The fundamental primitive for AI chips isn't arbitrary; it's the multiply-accumulate (MAC) operation. This is because it directly maps to the innermost computational loop of matrix multiplication (output += input1 * input2), which is the foundational computation for most neural networks.
Unlike CPUs that use hardware-managed caches leading to unpredictable latency, AI accelerators like TPUs often use software-managed scratchpads. This gives the programmer explicit control over data placement, ensuring deterministic memory access times critical for synchronizing large parallel computations.
Systolic arrays (like NVIDIA's Tensor Cores) overcome the high cost of data movement by storing the large, reusable weight matrix directly within the compute fabric. This avoids repeatedly fetching weights from a distant register file, dramatically improving the ratio of computation to communication.
The multiplexer (MUX) circuits required to select and move data from a register file to a logic unit can consume significantly more silicon area than the logic unit performing the actual calculation. This illustrates that data movement is a dominant cost, even at the micro-architectural level.

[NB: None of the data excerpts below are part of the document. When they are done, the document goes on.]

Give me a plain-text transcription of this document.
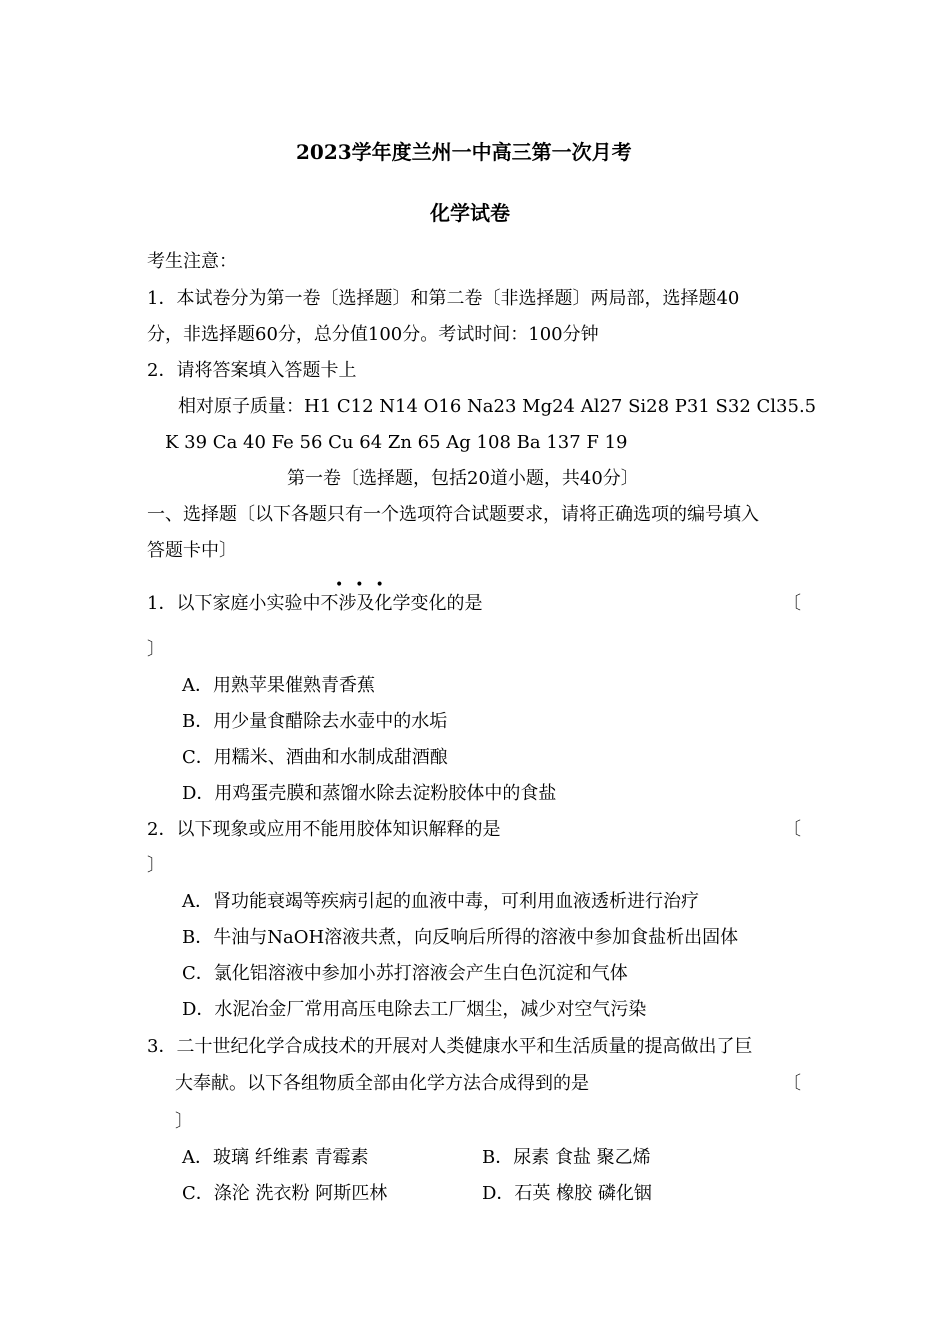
2023学年度兰州一中高三第一次月考
化学试卷
考生注意：
1．本试卷分为第一卷〔选择题〕和第二卷〔非选择题〕两局部，选择题40
分，非选择题60分，总分值100分。考试时间：100分钟
2．请将答案填入答题卡上
相对原子质量：H1 C12 N14 O16 Na23 Mg24 Al27 Si28 P31 S32 Cl35.5
K 39 Ca 40 Fe 56 Cu 64 Zn 65 Ag 108 Ba 137 F 19
第一卷〔选择题，包括20道小题，共40分〕
一、选择题〔以下各题只有一个选项符合试题要求，请将正确选项的编号填入
答题卡中〕
•••
1．以下家庭小实验中不涉及化学变化的是	〔
〕
A．用熟苹果催熟青香蕉
B．用少量食醋除去水壶中的水垢
C．用糯米、酒曲和水制成甜酒酿
D．用鸡蛋壳膜和蒸馏水除去淀粉胶体中的食盐
2．以下现象或应用不能用胶体知识解释的是	〔
〕
A．肾功能衰竭等疾病引起的血液中毒，可利用血液透析进行治疗
B．牛油与NaOH溶液共煮，向反响后所得的溶液中参加食盐析出固体
C．氯化铝溶液中参加小苏打溶液会产生白色沉淀和气体
D．水泥冶金厂常用高压电除去工厂烟尘，减少对空气污染
3．二十世纪化学合成技术的开展对人类健康水平和生活质量的提高做出了巨
大奉献。以下各组物质全部由化学方法合成得到的是	〔
〕
A．玻璃 纤维素 青霉素	B．尿素 食盐 聚乙烯
C．涤沦 洗衣粉 阿斯匹林	D．石英 橡胶 磷化铟
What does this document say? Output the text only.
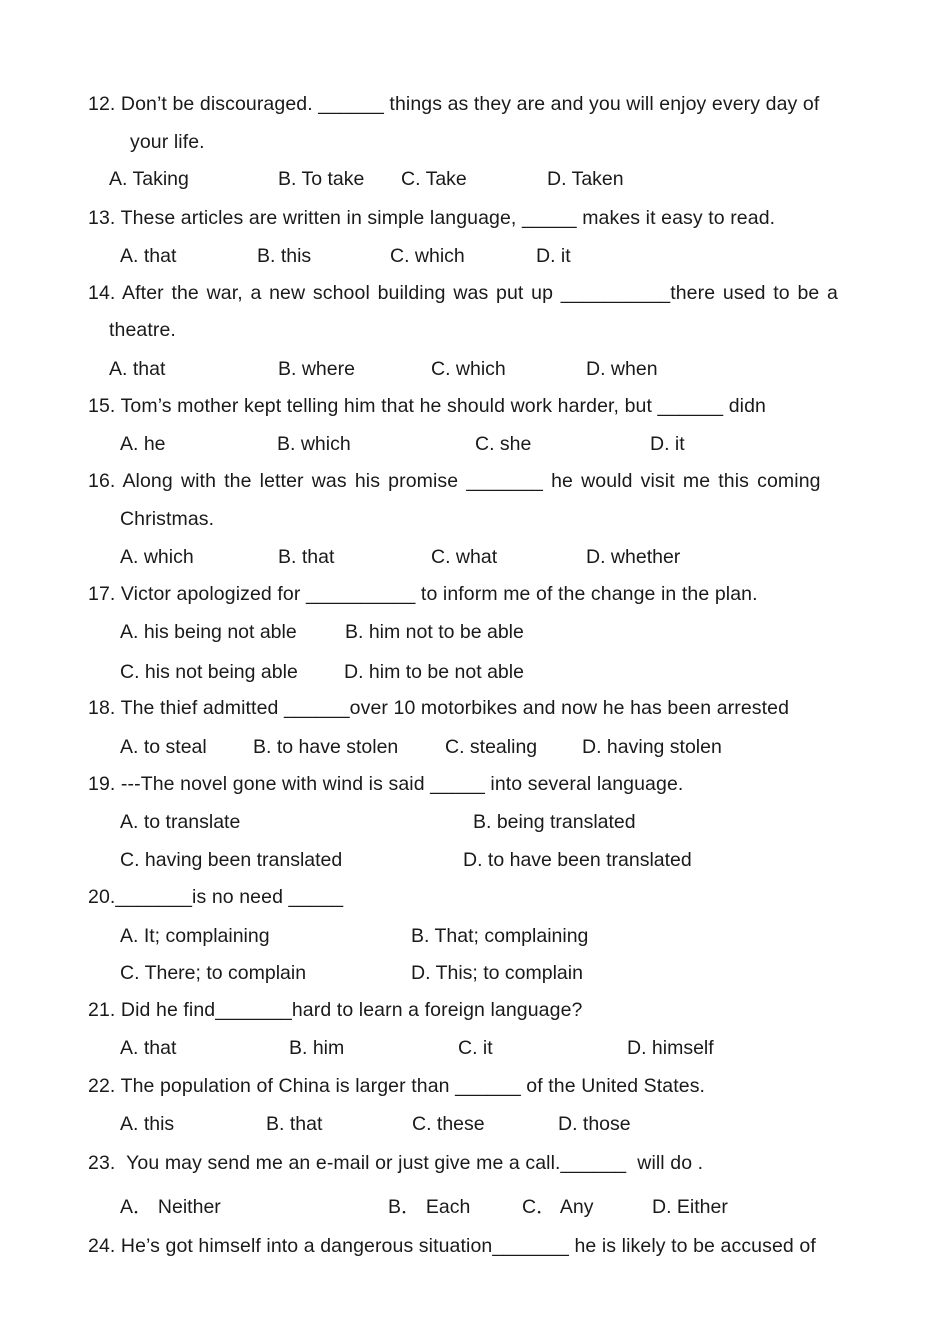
12. Don’t be discouraged. ______ things as they are and you will enjoy every day of
your life.
A. Taking	B. To take C. Take	D. Taken
13. These articles are written in simple language, _____ makes it easy to read.
A. that	B. this	C. which	D. it
14. After the war, a new school building was put up __________there used to be a
theatre.
A. that	B. where	C. which	D. when
15. Tom’s mother kept telling him that he should work harder, but ______ didn
A. he	B. which	C. she	D. it
16. Along with the letter was his promise _______ he would visit me this coming
Christmas.
A. which	B. that	C. what	D. whether
17. Victor apologized for __________ to inform me of the change in the plan.
A. his being not able B. him not to be able
C. his not being able D. him to be not able
18. The thief admitted ______over 10 motorbikes and now he has been arrested
A. to steal B. to have stolen C. stealing D. having stolen
19. ---The novel gone with wind is said _____ into several language.
A. to translate	B. being translated
C. having been translated	D. to have been translated
20._______is no need _____
A. It; complaining	B. That; complaining
C. There; to complain	D. This; to complain
21. Did he find_______hard to learn a foreign language?
A. that	B. him	C. it	D. himself
22. The population of China is larger than ______ of the United States.
A. this	B. that	C. these	D. those
23.  You may send me an e-mail or just give me a call.______  will do .
A． Neither	B． Each	C． Any	D. Either
24. He’s got himself into a dangerous situation_______ he is likely to be accused of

While adding pipeline registers can increase a chip's clock speed, the registers themselves consume significant silicon area. Over-pipelining can lead to a chip where most of the area is dedicated to registers, not useful logic, resulting in lower overall throughput despite the high clock frequency.
An FPGA's inefficiency stems from its programmable nature. A simple 3-gate 'AND' circuit in a custom ASIC is implemented on an FPGA using a generic lookup table (LUT). This LUT, which is essentially a multiplexer, might require over 30 gates to build, creating a ~10x overhead in area and power.

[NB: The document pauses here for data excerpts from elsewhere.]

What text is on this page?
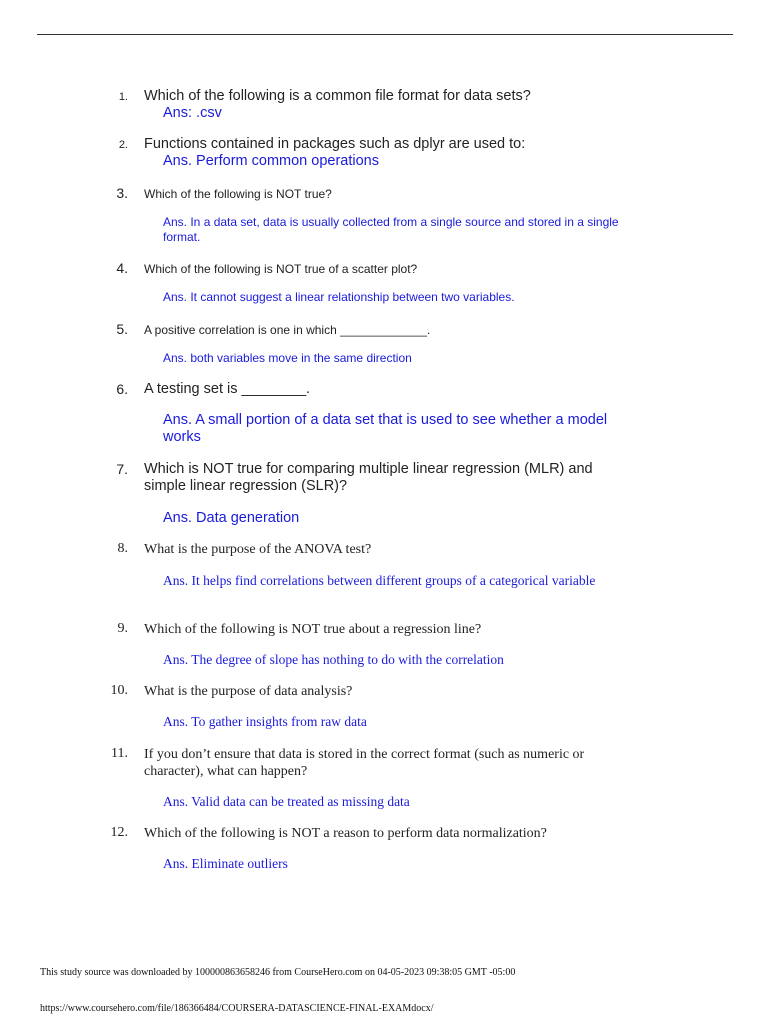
1. Which of the following is a common file format for data sets?
Ans: .csv
2. Functions contained in packages such as dplyr are used to:
Ans. Perform common operations
3. Which of the following is NOT true?
Ans. In a data set, data is usually collected from a single source and stored in a single format.
4. Which of the following is NOT true of a scatter plot?
Ans. It cannot suggest a linear relationship between two variables.
5. A positive correlation is one in which _____________.
Ans. both variables move in the same direction
6. A testing set is ________.
Ans. A small portion of a data set that is used to see whether a model works
7. Which is NOT true for comparing multiple linear regression (MLR) and simple linear regression (SLR)?
Ans. Data generation
8. What is the purpose of the ANOVA test?
Ans. It helps find correlations between different groups of a categorical variable
9. Which of the following is NOT true about a regression line?
Ans. The degree of slope has nothing to do with the correlation
10. What is the purpose of data analysis?
Ans. To gather insights from raw data
11. If you don’t ensure that data is stored in the correct format (such as numeric or character), what can happen?
Ans. Valid data can be treated as missing data
12. Which of the following is NOT a reason to perform data normalization?
Ans. Eliminate outliers
This study source was downloaded by 100000863658246 from CourseHero.com on 04-05-2023 09:38:05 GMT -05:00
https://www.coursehero.com/file/186366484/COURSERA-DATASCIENCE-FINAL-EXAMdocx/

At a high level, a GPU's architecture consists of many replicated, smaller compute units (SMs), each with its own logic and memory. A TPU has a more centralized, coarse-grained design with a few very large, specialized units. One can think of a GPU as a collection of many tiny TPUs tiled across a chip.
The physical area a multiplier circuit requires on a chip grows quadratically with the number of bits (e.g., p*q). This non-linear scaling is the fundamental reason why lower-precision formats like FP4 and FP8 offer disproportionately large performance and efficiency gains for AI workloads compared to a linear improvement.
Since the weight matrix in a systolic array is reused many times, it doesn't need to be loaded quickly. Chip designers can use slow, low-bandwidth connections to "trickle feed" the weights, minimizing the required wiring and thus saving precious die area. This prioritizes area efficiency over initial load latency.
While you can insert registers (pipelining) to shorten simple logic paths and increase clock speed, you cannot easily do this with a feedback loop (e.g., an accumulator). The time it takes for a signal to traverse this recurring loop becomes the fundamental constraint that dictates the entire chip's maximum clock frequency.